If WH methods work, why WHs have the lowest population among all zones? My guess: because the amount of trust needed limits it to real life friends (and scam victims)
at least you admit this is a guess.
The reason for the low population is that WH space is hard work compared to any other space. You have to scan constantly to find chains to get your stuff to market. You can't really do anything without an alt or a friend having probes out looking for possible K-162s opening and people dropping in on you. You don't get the quality of life that goes with living out of a station...you have to live out of a POS.
Add to that the recruitment standards are insanely restrictive. WH pilots need to be cross trained and able to fly just about anything - they need to go through interviews and incredibly probing background checks.
And given most alliances only hold 1 or 2 systems, spots are limited in the best corps as they need to keep numbers low in order to make the huge amounts of money they are accustomed to so they can lose their shiny bling in a fight.
There are big alliances like NoHo. Most of them are not "real life friends" but rather in game friends which the group has flown with in one way or another for years. These groups hardly ever have problems with spies..and even if they do who cares? they have more than enough money to replace everything 10x over.
"solo player = highsec player" is not true. I'm not sure how many accounts you have, but I'm guessing you could easily solo in higher class wormhole systems. For me, this was boring, and I'm really glad I joined a WH corp, even though I didn't know them IRL.
As for trust, at the most basic level, having another human to help is a huge asset in WH space.

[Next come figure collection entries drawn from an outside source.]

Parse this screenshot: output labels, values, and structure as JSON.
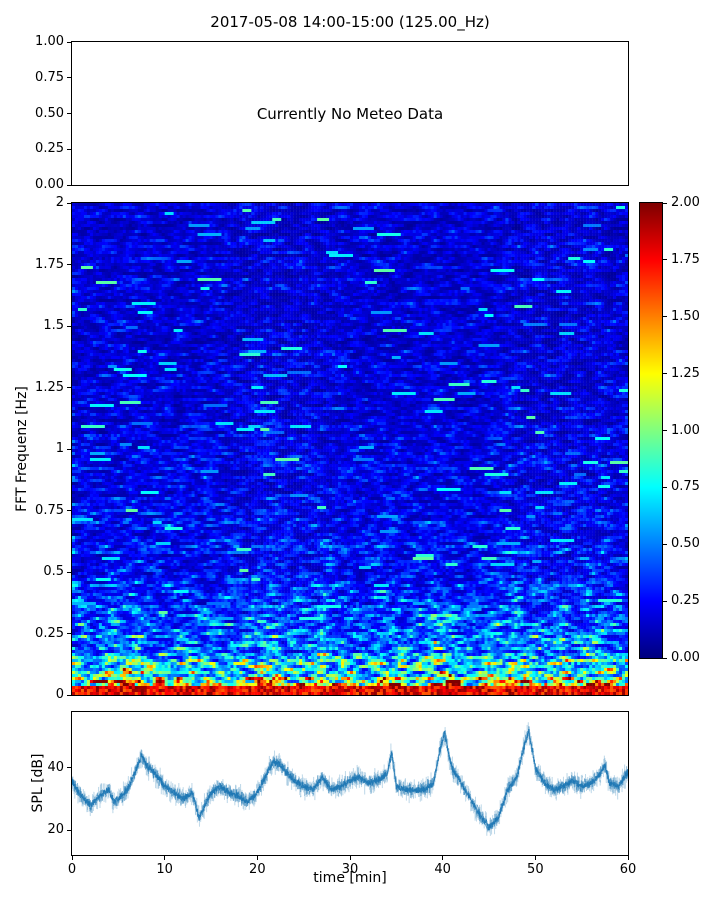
{
  "figure_title": "2017-05-08 14:00-15:00 (125.00_Hz)",
  "colors": {
    "line": "#1f77b4",
    "axes_edge": "#000000",
    "background": "#ffffff"
  },
  "chart_data": [
    {
      "type": "text",
      "panel": "meteo",
      "annotation": "Currently No Meteo Data",
      "ylim": [
        0.0,
        1.0
      ],
      "ytick_values": [
        1.0,
        0.75,
        0.5,
        0.25,
        0.0
      ],
      "yticklabels": [
        "1.00",
        "0.75",
        "0.50",
        "0.25",
        "0.00"
      ],
      "grid": false
    },
    {
      "type": "heatmap",
      "panel": "spectrogram",
      "ylabel": "FFT Frequenz [Hz]",
      "xlim": [
        0,
        60
      ],
      "ylim": [
        0,
        2
      ],
      "ytick_values": [
        2,
        1.75,
        1.5,
        1.25,
        1,
        0.75,
        0.5,
        0.25,
        0
      ],
      "yticklabels": [
        "2",
        "1.75",
        "1.5",
        "1.25",
        "1",
        "0.75",
        "0.5",
        "0.25",
        "0"
      ],
      "colormap": "jet",
      "clim": [
        0.0,
        2.0
      ],
      "colorbar_tick_values": [
        2.0,
        1.75,
        1.5,
        1.25,
        1.0,
        0.75,
        0.5,
        0.25,
        0.0
      ],
      "colorbar_ticklabels": [
        "2.00",
        "1.75",
        "1.50",
        "1.25",
        "1.00",
        "0.75",
        "0.50",
        "0.25",
        "0.00"
      ],
      "freq_profile": [
        [
          0,
          1.9
        ],
        [
          0.02,
          1.55
        ],
        [
          0.05,
          1.05
        ],
        [
          0.1,
          0.8
        ],
        [
          0.2,
          0.58
        ],
        [
          0.3,
          0.46
        ],
        [
          0.5,
          0.34
        ],
        [
          0.75,
          0.29
        ],
        [
          1.0,
          0.27
        ],
        [
          1.5,
          0.24
        ],
        [
          2.0,
          0.22
        ]
      ],
      "time_bursts": [
        {
          "c": 4,
          "w": 1.5,
          "a": 0.35
        },
        {
          "c": 7,
          "w": 2,
          "a": 0.55
        },
        {
          "c": 13,
          "w": 1,
          "a": 0.35
        },
        {
          "c": 21,
          "w": 2,
          "a": 0.5
        },
        {
          "c": 27,
          "w": 1.5,
          "a": 0.5
        },
        {
          "c": 34,
          "w": 1.5,
          "a": 0.4
        },
        {
          "c": 40,
          "w": 1.5,
          "a": 0.6
        },
        {
          "c": 48,
          "w": 2.5,
          "a": 0.6
        },
        {
          "c": 53,
          "w": 1,
          "a": 0.3
        },
        {
          "c": 57,
          "w": 1.5,
          "a": 0.5
        }
      ],
      "description": "FFT spectrogram: mostly 0.1-0.4 (dark/medium blue) above 0.5 Hz with sporadic cyan streaks; values rise toward low frequencies reaching 1.5-2.0 (orange/dark red) below 0.1 Hz; intermittent yellow/green bursts up to ~0.5 Hz."
    },
    {
      "type": "line",
      "panel": "spl",
      "ylabel": "SPL [dB]",
      "xlabel": "time [min]",
      "xlim": [
        0,
        60
      ],
      "ylim": [
        12,
        58
      ],
      "ytick_values": [
        40,
        20
      ],
      "yticklabels": [
        "40",
        "20"
      ],
      "xtick_values": [
        0,
        10,
        20,
        30,
        40,
        50,
        60
      ],
      "xticklabels": [
        "0",
        "10",
        "20",
        "30",
        "40",
        "50",
        "60"
      ],
      "series": [
        {
          "name": "SPL",
          "noise_band_db": 2.5,
          "anchors": [
            [
              0,
              36
            ],
            [
              0.5,
              33
            ],
            [
              1,
              31
            ],
            [
              2,
              28
            ],
            [
              3,
              31
            ],
            [
              4,
              33
            ],
            [
              4.5,
              29
            ],
            [
              5,
              30
            ],
            [
              6,
              33
            ],
            [
              7,
              40
            ],
            [
              7.5,
              44
            ],
            [
              8,
              41
            ],
            [
              9,
              38
            ],
            [
              10,
              34
            ],
            [
              11,
              32
            ],
            [
              12,
              30
            ],
            [
              13,
              32
            ],
            [
              13.7,
              24
            ],
            [
              14.2,
              27
            ],
            [
              15,
              32
            ],
            [
              16,
              34
            ],
            [
              17,
              32
            ],
            [
              18,
              31
            ],
            [
              19,
              29
            ],
            [
              20,
              32
            ],
            [
              21,
              38
            ],
            [
              21.7,
              42
            ],
            [
              22.5,
              41
            ],
            [
              23,
              39
            ],
            [
              24,
              36
            ],
            [
              25,
              34
            ],
            [
              26,
              33
            ],
            [
              27,
              37
            ],
            [
              28,
              33
            ],
            [
              29,
              34
            ],
            [
              30,
              36
            ],
            [
              31,
              37
            ],
            [
              32,
              35
            ],
            [
              33,
              36
            ],
            [
              34,
              38
            ],
            [
              34.5,
              45
            ],
            [
              35,
              34
            ],
            [
              36,
              33
            ],
            [
              37,
              33
            ],
            [
              38,
              33
            ],
            [
              39,
              35
            ],
            [
              39.8,
              47
            ],
            [
              40.2,
              51
            ],
            [
              41,
              40
            ],
            [
              42,
              35
            ],
            [
              43,
              30
            ],
            [
              44,
              25
            ],
            [
              45,
              21
            ],
            [
              46,
              24
            ],
            [
              47,
              33
            ],
            [
              48,
              37
            ],
            [
              48.8,
              47
            ],
            [
              49.3,
              52
            ],
            [
              50,
              40
            ],
            [
              51,
              35
            ],
            [
              52,
              33
            ],
            [
              53,
              34
            ],
            [
              54,
              36
            ],
            [
              55,
              34
            ],
            [
              56,
              35
            ],
            [
              57,
              38
            ],
            [
              57.5,
              41
            ],
            [
              58,
              35
            ],
            [
              59,
              34
            ],
            [
              60,
              39
            ]
          ]
        }
      ]
    }
  ]
}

You aren't just some guy in a blob.
There are many things you don't know about WH space. So yes it is going to feel like you're a little kid being ordered around without being told why. For example, since you are in a Moros you know how to do capital escalations right? Opsec, what to shoot, how to fit? Or should I order you to do things so you don't get my caps killed? I'm going to order you to do stuff the first time just to be sure, because WH space is just as dangerous for me as it is for you.
Do I need to tell you that we have sites and we are going to run them? Where to go? We are going to a site in a wormhole system to kill sleepers, and if you are in k-space you may not be able to get there. My advice would be to learn enough so you don't feel like a child (mindslave).
If you are just looking for something to write about, WH space would be a great place to step up your ganking. Plenty of carebears in shiny BSs. I would much rather read a blog where your victims could actually shoot back. Yes you can do it solo if need be.
"He is clearly stating that WH is not compatible with his play style."
he clearly has no frame of reference to come to this conclusion, having never tried it.
@Gevlon: "No way I go WH space, unless I can figure out how to cooperate with people using automated and secure methods, protocols, guides and so on instead of "sit tight and do as I say". Since CCP doesn't consider WH space a priority, it's clear that I can't hope for developer help. So now I'd say with 99.99% probability that I won't be in a wormhole in my EVE life."
What does that mean? Is a LFR tool with friendly fire turned off what you want? How is WH space any different from when you joined TEST?
"Now what? What did I won?"
You can say that about absolutely any arbitrary objective, especially if you're to prove a point. For me many things are about not just the end, but the journey too. Inevitably you're going to die and be forgotten, even if you do something great that is forever remembered in universal conciousness eventually the universe is going to peter out so anything you do is pretty irrelevant so why do things solely to check the boxes in your quest log?